Difference between identity and a random projection Suppose a random projection $P$ in $\mathbb{R}^d$ onto a random n-dimensional subspace in $\mathbb{R}^d$ uniformly distributed in the Grassmannian $G_{d, n}$ (the projection of the row space of a random matrix $X \in \mathbb{R}^{n \times d}$ where each entry is i.i.d sampled from $\mathcal{N}(0, 1)$).
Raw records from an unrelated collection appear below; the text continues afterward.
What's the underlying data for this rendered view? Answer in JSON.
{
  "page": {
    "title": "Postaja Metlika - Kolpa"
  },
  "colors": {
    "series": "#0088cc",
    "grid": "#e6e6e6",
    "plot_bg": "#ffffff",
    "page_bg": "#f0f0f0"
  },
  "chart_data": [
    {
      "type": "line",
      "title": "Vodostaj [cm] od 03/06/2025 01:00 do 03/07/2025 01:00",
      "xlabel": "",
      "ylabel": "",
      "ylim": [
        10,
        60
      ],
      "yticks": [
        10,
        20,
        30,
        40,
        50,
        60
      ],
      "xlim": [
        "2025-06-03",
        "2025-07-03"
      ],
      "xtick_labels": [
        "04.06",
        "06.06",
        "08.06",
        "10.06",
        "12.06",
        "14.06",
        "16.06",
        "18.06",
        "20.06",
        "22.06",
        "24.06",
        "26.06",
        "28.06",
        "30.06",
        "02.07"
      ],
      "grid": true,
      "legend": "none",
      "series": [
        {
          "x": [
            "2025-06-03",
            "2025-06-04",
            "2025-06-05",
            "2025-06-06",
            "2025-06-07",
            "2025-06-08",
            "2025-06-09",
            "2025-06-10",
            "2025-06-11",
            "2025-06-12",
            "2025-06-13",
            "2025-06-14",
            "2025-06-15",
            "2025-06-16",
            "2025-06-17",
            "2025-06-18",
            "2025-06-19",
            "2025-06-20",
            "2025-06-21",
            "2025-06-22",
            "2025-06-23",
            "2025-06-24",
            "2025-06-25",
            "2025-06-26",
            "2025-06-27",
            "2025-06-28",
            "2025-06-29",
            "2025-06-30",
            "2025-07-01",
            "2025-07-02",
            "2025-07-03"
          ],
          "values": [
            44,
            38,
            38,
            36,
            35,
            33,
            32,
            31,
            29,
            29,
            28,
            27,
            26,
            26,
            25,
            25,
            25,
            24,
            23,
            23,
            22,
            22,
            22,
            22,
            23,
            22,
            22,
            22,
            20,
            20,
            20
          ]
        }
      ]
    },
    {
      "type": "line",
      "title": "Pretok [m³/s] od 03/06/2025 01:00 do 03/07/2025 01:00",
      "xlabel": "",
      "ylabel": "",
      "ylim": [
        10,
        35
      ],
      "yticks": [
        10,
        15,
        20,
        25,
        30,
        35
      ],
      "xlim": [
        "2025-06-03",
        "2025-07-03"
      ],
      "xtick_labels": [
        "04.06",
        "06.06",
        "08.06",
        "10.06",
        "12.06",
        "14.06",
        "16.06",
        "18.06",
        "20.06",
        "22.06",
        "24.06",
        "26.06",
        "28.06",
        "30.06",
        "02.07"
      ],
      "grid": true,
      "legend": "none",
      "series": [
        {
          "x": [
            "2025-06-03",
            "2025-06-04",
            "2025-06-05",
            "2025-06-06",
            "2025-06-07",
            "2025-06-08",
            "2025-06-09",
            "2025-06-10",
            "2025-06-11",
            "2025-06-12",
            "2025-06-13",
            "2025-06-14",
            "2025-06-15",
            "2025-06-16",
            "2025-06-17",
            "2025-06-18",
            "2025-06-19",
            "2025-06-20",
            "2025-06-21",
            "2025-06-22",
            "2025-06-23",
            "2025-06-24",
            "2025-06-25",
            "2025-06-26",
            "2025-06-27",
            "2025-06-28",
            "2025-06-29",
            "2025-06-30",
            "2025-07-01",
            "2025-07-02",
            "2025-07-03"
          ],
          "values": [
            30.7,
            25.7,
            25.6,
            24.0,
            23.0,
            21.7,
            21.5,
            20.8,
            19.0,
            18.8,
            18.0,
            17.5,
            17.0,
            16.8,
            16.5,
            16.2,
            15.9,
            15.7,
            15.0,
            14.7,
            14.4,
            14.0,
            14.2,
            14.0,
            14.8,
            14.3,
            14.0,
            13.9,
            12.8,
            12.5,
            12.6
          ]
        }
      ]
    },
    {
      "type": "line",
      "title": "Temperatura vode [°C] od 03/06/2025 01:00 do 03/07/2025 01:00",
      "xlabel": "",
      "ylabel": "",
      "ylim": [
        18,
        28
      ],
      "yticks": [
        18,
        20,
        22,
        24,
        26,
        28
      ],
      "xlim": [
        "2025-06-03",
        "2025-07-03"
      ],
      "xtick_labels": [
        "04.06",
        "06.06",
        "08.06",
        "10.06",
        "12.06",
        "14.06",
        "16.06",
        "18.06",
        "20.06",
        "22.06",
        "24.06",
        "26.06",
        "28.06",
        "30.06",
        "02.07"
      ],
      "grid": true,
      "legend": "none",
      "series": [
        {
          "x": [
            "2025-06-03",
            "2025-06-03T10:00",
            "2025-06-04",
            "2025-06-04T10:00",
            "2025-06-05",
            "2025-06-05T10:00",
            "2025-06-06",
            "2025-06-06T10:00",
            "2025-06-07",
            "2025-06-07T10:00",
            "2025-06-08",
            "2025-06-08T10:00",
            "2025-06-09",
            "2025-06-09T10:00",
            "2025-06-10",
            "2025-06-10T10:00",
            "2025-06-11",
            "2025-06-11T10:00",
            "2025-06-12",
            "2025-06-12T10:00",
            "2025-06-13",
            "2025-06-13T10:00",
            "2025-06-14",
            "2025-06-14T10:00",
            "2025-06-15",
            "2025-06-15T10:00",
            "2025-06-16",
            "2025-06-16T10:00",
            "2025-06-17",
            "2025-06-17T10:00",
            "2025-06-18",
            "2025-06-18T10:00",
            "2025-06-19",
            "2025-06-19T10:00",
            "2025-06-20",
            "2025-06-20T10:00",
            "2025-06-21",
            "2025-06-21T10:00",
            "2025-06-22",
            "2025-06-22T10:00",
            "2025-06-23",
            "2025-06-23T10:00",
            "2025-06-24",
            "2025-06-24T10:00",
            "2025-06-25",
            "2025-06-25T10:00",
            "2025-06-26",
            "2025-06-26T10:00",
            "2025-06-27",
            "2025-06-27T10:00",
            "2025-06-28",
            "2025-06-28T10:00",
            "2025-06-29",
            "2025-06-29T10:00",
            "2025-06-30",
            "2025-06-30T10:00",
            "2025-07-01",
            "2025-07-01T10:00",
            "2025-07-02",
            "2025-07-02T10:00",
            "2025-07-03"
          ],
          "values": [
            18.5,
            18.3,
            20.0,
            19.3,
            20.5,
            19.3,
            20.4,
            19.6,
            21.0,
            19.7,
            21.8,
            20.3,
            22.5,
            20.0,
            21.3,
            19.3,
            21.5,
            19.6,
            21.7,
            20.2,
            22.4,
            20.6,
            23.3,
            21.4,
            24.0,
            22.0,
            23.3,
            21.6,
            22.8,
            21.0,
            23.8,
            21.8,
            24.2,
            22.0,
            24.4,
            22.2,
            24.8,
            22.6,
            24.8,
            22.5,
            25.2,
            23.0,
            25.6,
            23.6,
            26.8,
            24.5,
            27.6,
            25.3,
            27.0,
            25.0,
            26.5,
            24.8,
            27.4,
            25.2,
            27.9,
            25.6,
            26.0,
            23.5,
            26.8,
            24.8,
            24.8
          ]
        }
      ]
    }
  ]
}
Is $I - P$ a random projection onto a random (d-n)-dimensional subspace uniformly distributed in Grassmannian $G_{d, d-n}$?
 A: The question defines a random subspace with $G_{n,d}$ distribution is as follows:
If $X$ with iid $N(0,1)$ admits the SVD decomposition $X=\sum_{i=1}^n u_i s_i v_i^T$ with $s_i>0$ then the image of $P=\sum_i v_i v_i^T$ (i.e., the row-space of $X$) has $G_{n,d}$ distribution.
To see that $I_d-P$ has the $G_{d-n, n}$ distribution according to this definition, first observe that the three random matrices $(u_1,...,u_n)$, $(s_1,...,s_n)$ and $(v_1,...,v_d)$ are independent.
Next consider on a rich enough probability space:

*

*a large matrix $A\in R^{d\times d}$ with iid entries and SVD $A =\sum_{i=1}^d a_i \lambda_i b_i^T$,

*$X\in R^{n\times d}$ with iid $N(0,1)$ entries with SVD $X=\sum_{i=1}^n u_i s_i v_i^T$,

*$Y\in R^{(d-n)\times d}$ with iid $N(0,1)$ entries with SVD $Y=\sum_{i=n+1}^d f_i \mu_i g_i^T$,

and assume that $(A,X,Y)$ are independent.
By independence observed above, we can combine the elements of the SVD of $A$, $X$ and $Y$ to produce coupled matrices:

*

*$P=\sum_{i=1}^n b_i b_i^T$ is the row-space of $\tilde X = \sum_{i=1}^n u_i s_i b_i^T$, and $X=^d\tilde X$ (equality in distribution).

*$I_d-P= \sum_{i=n+1}^d b_i b_i^T$ is the row-space of $\tilde Y=\sum_{i=n+1}^d f_i \mu_i b_i^T$ and $Y=^d\tilde Y$.